The question of sexual purity rarely occurs to a child, and even when the facts of life are beginning to be known there is a distancing of the subject of sex when it comes to one’s parents. Despite cougar moms, etc., this hold true, often with the result that the child tries to take on the role of parental authority, for such authority must exist even if as a fiction. Once when I was very young I was teased by having my grandmother pretend to smoke. Smoking was hardly a sin in those days, but once I recovered from the shock, and distress, my first reaction was to order her to put the cigarette away. 

If Sarah should decide to tell her daughters of her past, she may gain in integrity, a willingness to subordinate her sense of shame to the imperative of being completely honest, above board, in other words, to take a hit for the sake of her daughters, a self-sacrifice of sort. In my opinion these are nickels and dimes compared to the pure gold of trying to be the mother their daughters want, a mother without a past, for a mother with a past is their past too. 

Laura writes:

This is an excellent statement.
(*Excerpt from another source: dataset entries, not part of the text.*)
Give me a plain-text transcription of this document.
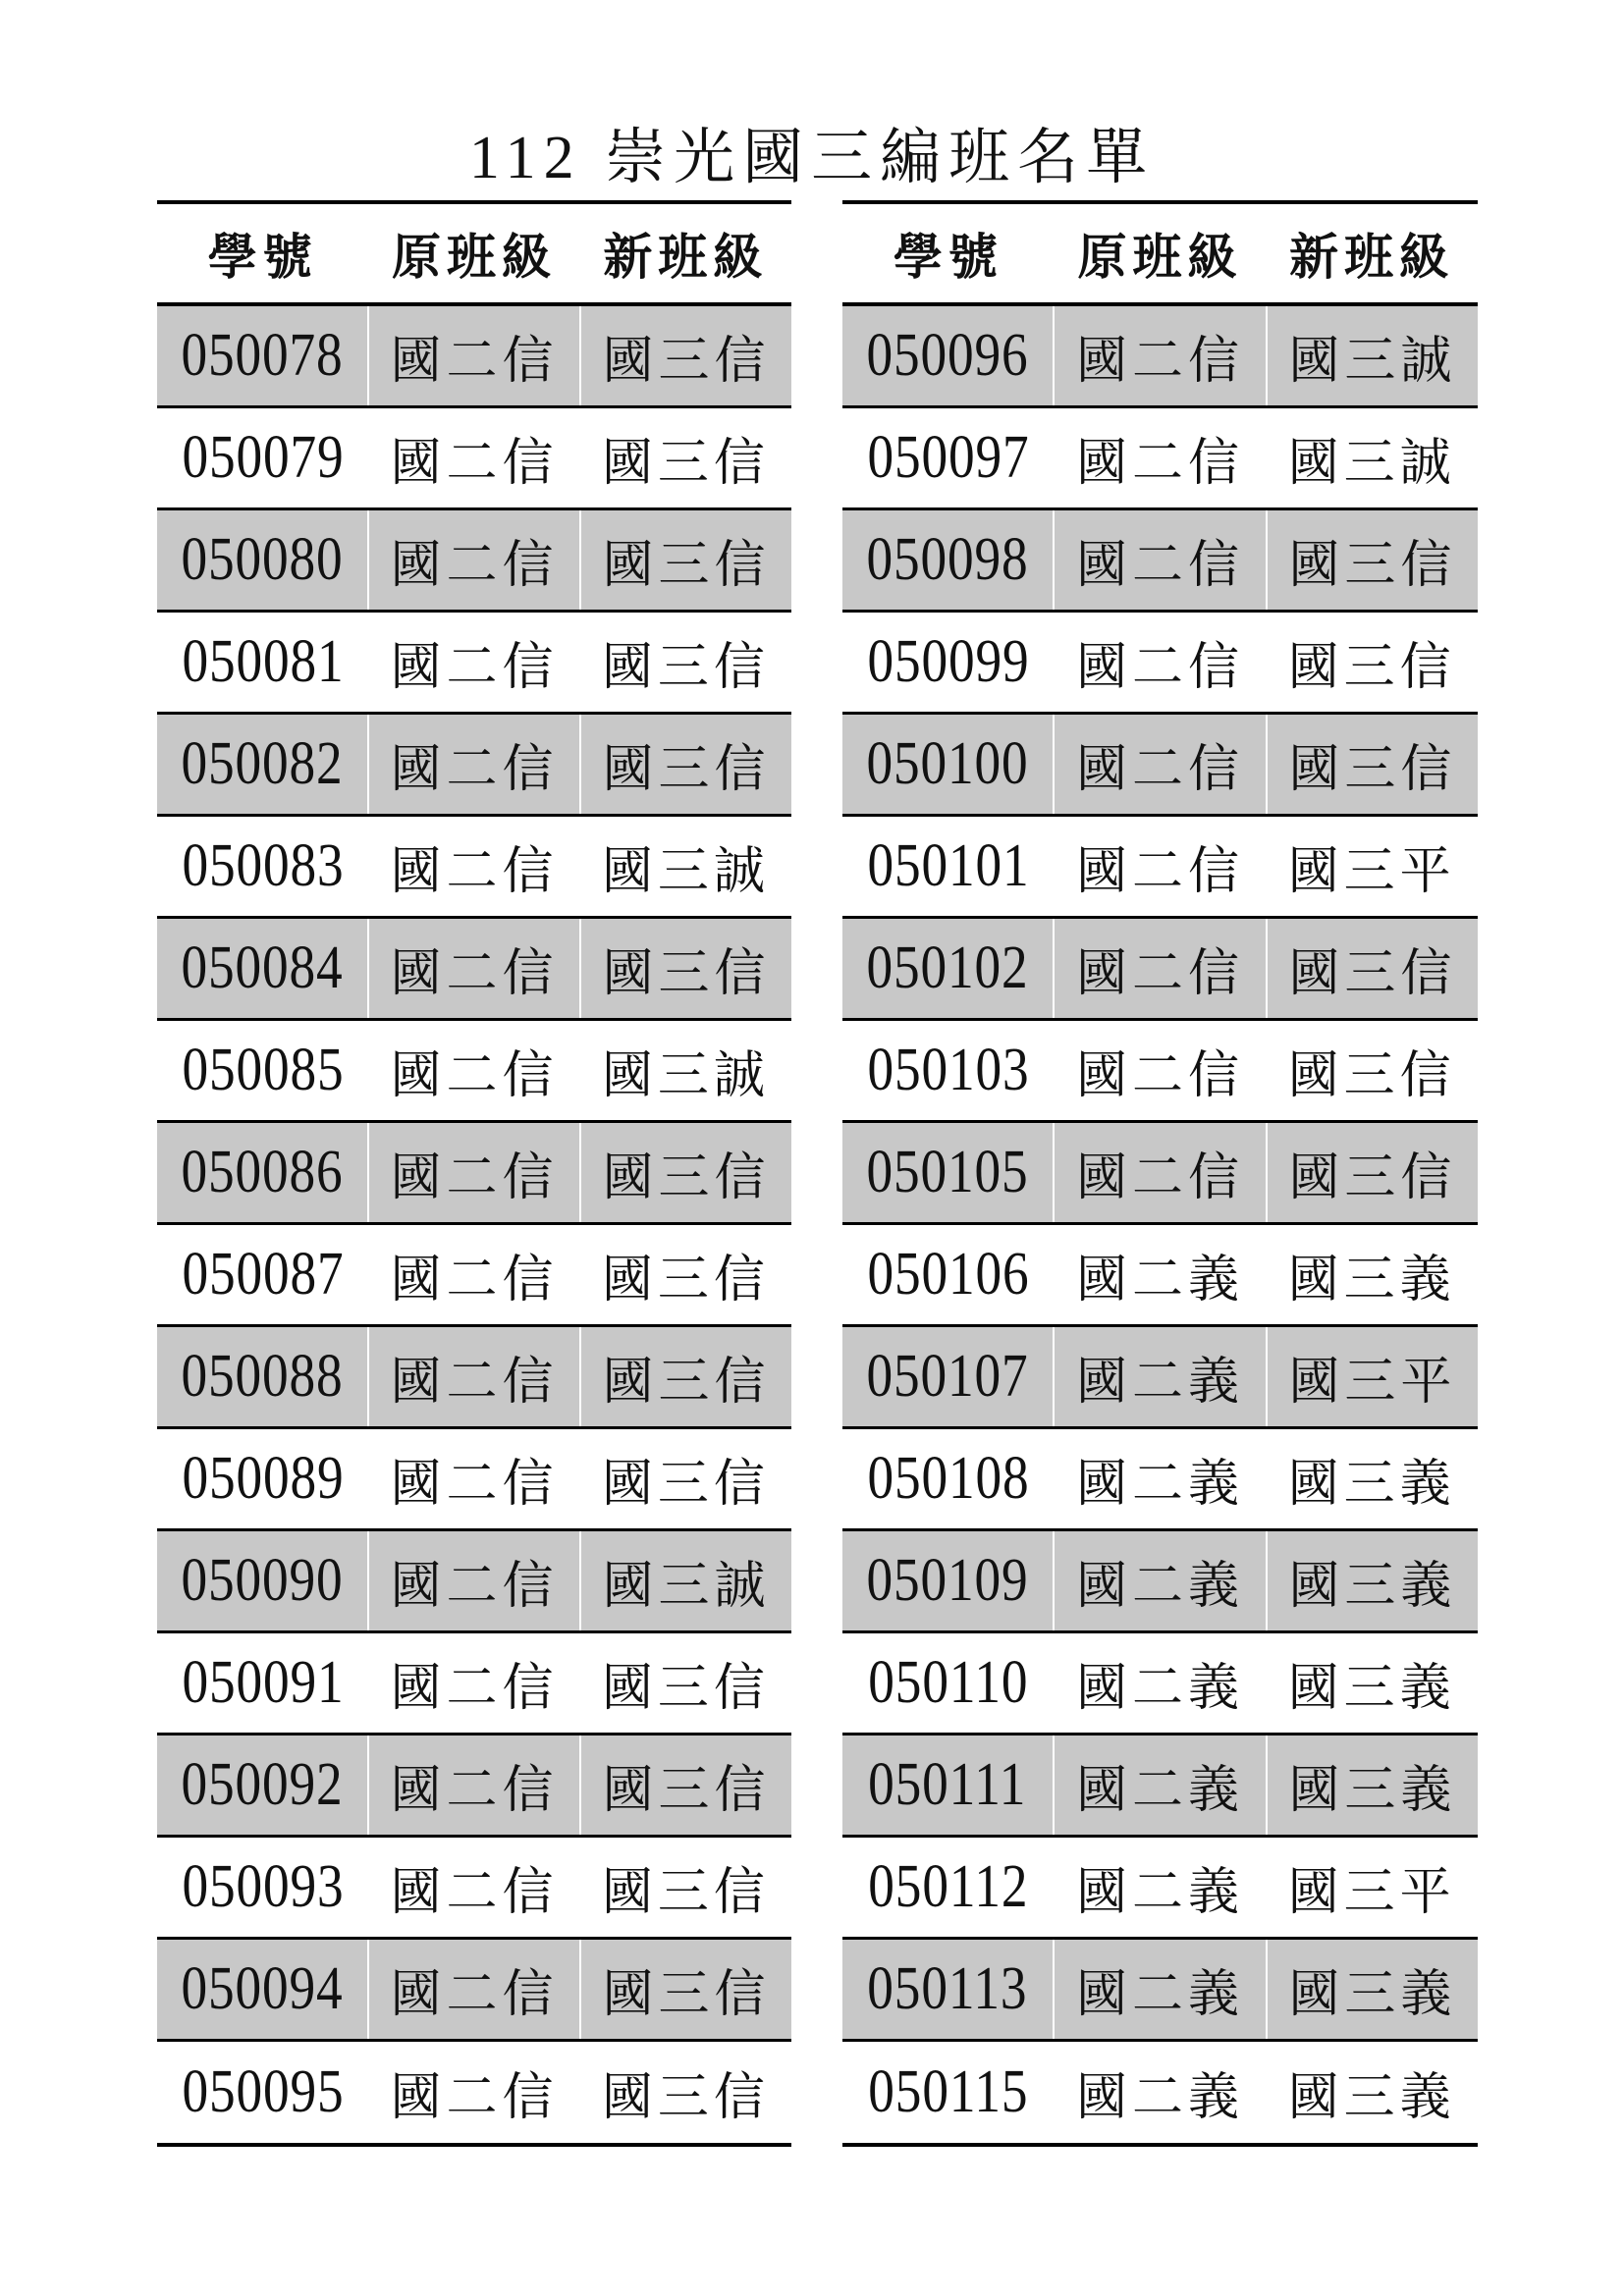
112 崇光國三編班名單
學號	原班級 新班級
050078 國二信 國三信
050079 國二信 國三信
050080 國二信 國三信
050081 國二信 國三信
050082 國二信 國三信
050083 國二信 國三誠
050084 國二信 國三信
050085 國二信 國三誠
050086 國二信 國三信
050087 國二信 國三信
050088 國二信 國三信
050089 國二信 國三信
050090 國二信 國三誠
050091 國二信 國三信
050092 國二信 國三信
050093 國二信 國三信
050094 國二信 國三信
050095 國二信 國三信
學號	原班級 新班級
050096 國二信 國三誠
050097 國二信 國三誠
050098 國二信 國三信
050099 國二信 國三信
050100 國二信 國三信
050101 國二信 國三平
050102 國二信 國三信
050103 國二信 國三信
050105 國二信 國三信
050106 國二義 國三義
050107 國二義 國三平
050108 國二義 國三義
050109 國二義 國三義
050110 國二義 國三義
050111 國二義 國三義
050112 國二義 國三平
050113 國二義 國三義
050115 國二義 國三義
Sarah will probably find that her children don’t want to know about her past and that it is irrelevant to what Sarah believes now and to what she upholds for them. As Paul said, “It is only her present example that matters.”

Lydia Sherman writes: 

One of the purposes of parents is to warn their children of the pitfalls of life. They use their own experiences to prevent future heartache of sin in their children’s lives. Jesus taught a parable of a rich man who died and went to hell. He said to Abraham, whom he saw across the great gulf, and appealed to him to send someone to warn his 5 brothers, not to come to the place of torments: Luke 16:20-31. According to the new religious thinking, those who have suffered from doing wrong in this life, are hypocrites if they warn their children not to do the same. The rich man would have been labeled a hypocrite by today’s standards, for warning his brethren not to live in such a way as to reap the eternal torment that he had reaped. Most homeschool parents have experienced the pitfalls of public school, and because of that experience, have determined not to put their children through it. This is wisdom, not hypocrisy. Every mother has a duty to keep her children from socialization and dating that will threaten her children’s innocence. It is the same with other decisions from finances to care of property. This is not hypocrisy. It is wisdom.

Laura writes:

That is a great point, about hypocrisy versus wisdom. It’s an important point because people can be dragged down by their own mistakes, or use them as an excuse for complacency.

Lydia writes:

Even the most hardened chain smoker will warn young people never to start. “I started, and now I can’t quit.” The modernists use the word “hypocrite” so that no one may teach anything unless he has immaculate perfection with no scars of the battle with the world. People who have made huge mistakes with investments or with purchases, will develop wisdom for the future and be able to tell their children not to do what they did, if they want to succeed. Why not have the same attitude toward sin? The rich man was in Hell, yet from that pit, still called out to Abraham to warn his brethren about it. “Don’t do what I did, ” he was saying, “Or you will end up in a place of torments, and it is a terrible, unbearable place.” Parents who have been corrupted in their youth experience a certain amount of torment over it, but their greatest revenge over the world is to raise their children differently and spare them the torment of a wasted youth.